プラスチックケースに液体の入っている保冷剤。キャンプ用品やスーパーマーケットの宅配サービスで以前から使われ、肉や野菜、飲料などを冷やして運ぶのに使われる。クーラーボックスに入れて数時間程度、低温に保つ。冷蔵庫に入れて何度も再利用する。

 そんな何の変哲もないいわば「ローテク」の保冷システムが今、改めて着目されている。全日本空輸では保冷剤に対応した冷蔵専用の貨物コンテナを開発。今年9月から「PRIO IB Fixed Temp.」というサービス名で国際貨物での運用を開始した。
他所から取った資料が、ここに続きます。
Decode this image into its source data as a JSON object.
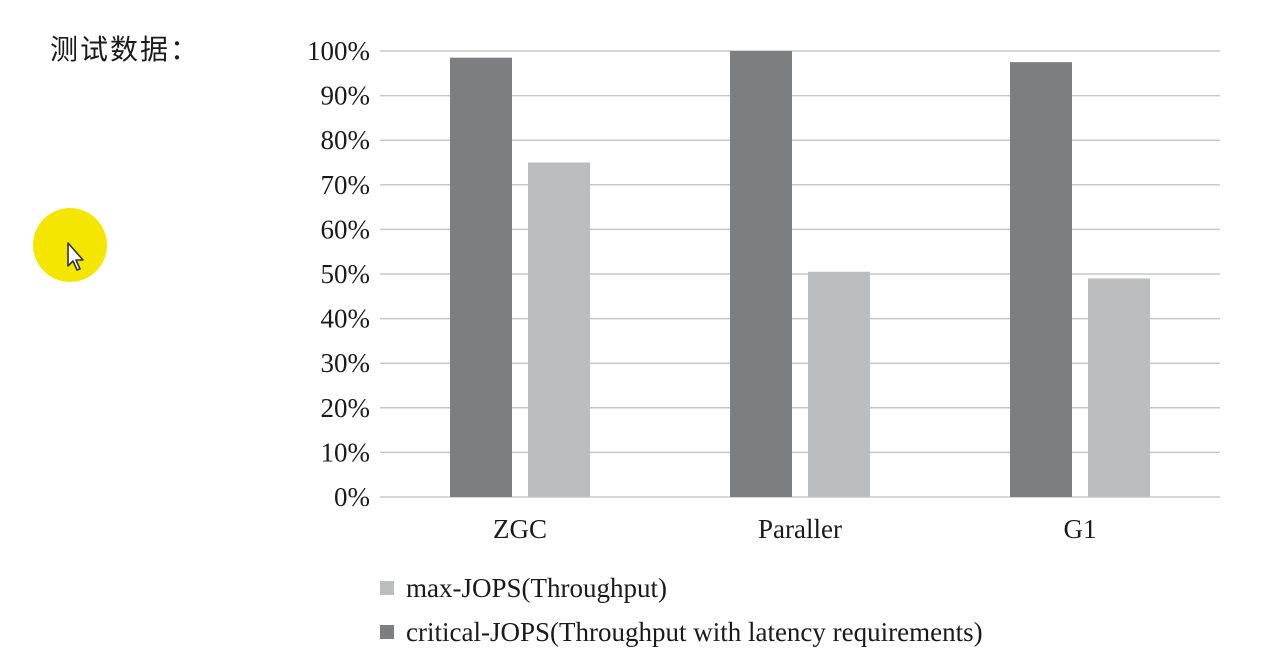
{
  "heading": "测试数据：",
  "icons": {
    "cursor": "mouse-pointer-icon"
  },
  "colors": {
    "critical": "#7c7e7f",
    "max": "#bcbdbe",
    "grid": "#c8c8c8",
    "highlight": "#f5e600"
  },
  "chart_data": {
    "type": "bar",
    "categories": [
      "ZGC",
      "Paraller",
      "G1"
    ],
    "series": [
      {
        "name": "critical-JOPS(Throughput with latency requirements)",
        "values": [
          98.5,
          100,
          97.5
        ]
      },
      {
        "name": "max-JOPS(Throughput)",
        "values": [
          75,
          50.5,
          49
        ]
      }
    ],
    "yticks": [
      "0%",
      "10%",
      "20%",
      "30%",
      "40%",
      "50%",
      "60%",
      "70%",
      "80%",
      "90%",
      "100%"
    ],
    "ylim": [
      0,
      100
    ],
    "grid": true,
    "legend_position": "bottom",
    "legend": [
      {
        "label": "max-JOPS(Throughput)",
        "series": 1
      },
      {
        "label": "critical-JOPS(Throughput with latency requirements)",
        "series": 0
      }
    ]
  }
}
 さらに日本貨物鉄道(JR貨物)でも貨物列車を利用した冷蔵物流を強化し、今年7月から保冷剤を利用したコンテナ1台を導入して、試験運用を始めた。

 なぜ今、低温物流に注目が集まっているのか。

地球の裏側までも低温で運べる

 ANAホールディングスの物流子会社、ANAカーゴの担当者、小野博義・マーケティング企画課マネージャーは「医薬品や農林水産物、食品の保冷輸送マーケットが急速に伸びている」と説明する。特に中国や東南アジアなど、新興国への国際航空貨物の需要が増す中、日本の医薬品や食品の輸送ニーズも増えている格好だ。

 今年9月のサービス開始に先駆けて、試験運行が実施された羽田空港内にある国際線の貨物ターミナル。夜中12時30分に羽田を発つタイ・バンコク行きの夜行便に、白桃やマスカットなど高級フルーツを収納した冷蔵コンテナが積み込まれた。

保冷剤を使ったANAカーゴの航空コンテナ。コンテナ上部にラックがあり、そこに必要な枚数の保冷剤(緑部分)を積むだけ(写真=竹井俊晴)
日本各地から取り寄せた高級フルーツが低温航空コンテナに積み込まれる。温度は摂氏2~8度で100時間以上、維持できる(写真=竹井俊晴)

 配送を依頼した農産物の輸出を手がけるみずほジャパン(茨城県つくば市)の井戸英二取締役は「低温輸送でフルーツが痛まず鮮度が保たれ、取れたての味を楽しめると現地の顧客にも好評だ。輸送可能な時間が長いので今後は、インドネシアやインドなど冷蔵輸送のインフラが未整備な地域にも輸出していきたい」と話す。

 同社ではタイの富裕層を中心に日本のフルーツの注文を受ける。1週間ごとに各生産地から取れたてのフルーツを取り寄せ、バンコクで運営する店舗に送る。「今朝、取れたものが翌日には現地の店頭に並ぶ」(井戸取締役)。

 ANAカーゴでは写真のようなLD3と呼ばれる航空コンテナ2つを、保冷剤を使った冷蔵輸送用に用意。これまでに生鮮品や化学品の輸送で利用されている。温度は摂氏2~8度を維持する。

 低温を維持する時間は100時間以上。日本国内と海外現地での陸送を含めても「全世界をほぼカバーできる」(ANAカーゴの小野マネージャー)。今後はコンテナの数を増やしてサービスを拡充する予定だ。

 保冷剤を使った輸送装置の最大の利点は電気を必要としないことだ。機内で冷蔵装置使うには別途、発電機が必要だが、その必要がない。また、ドライアイスの場合、マイナス79度で気化するドライアイスでは内部の温度を一定に保つのが難しかった。これらの欠点を補う形で、改めてローテクの保冷剤が見直されたというわけだ。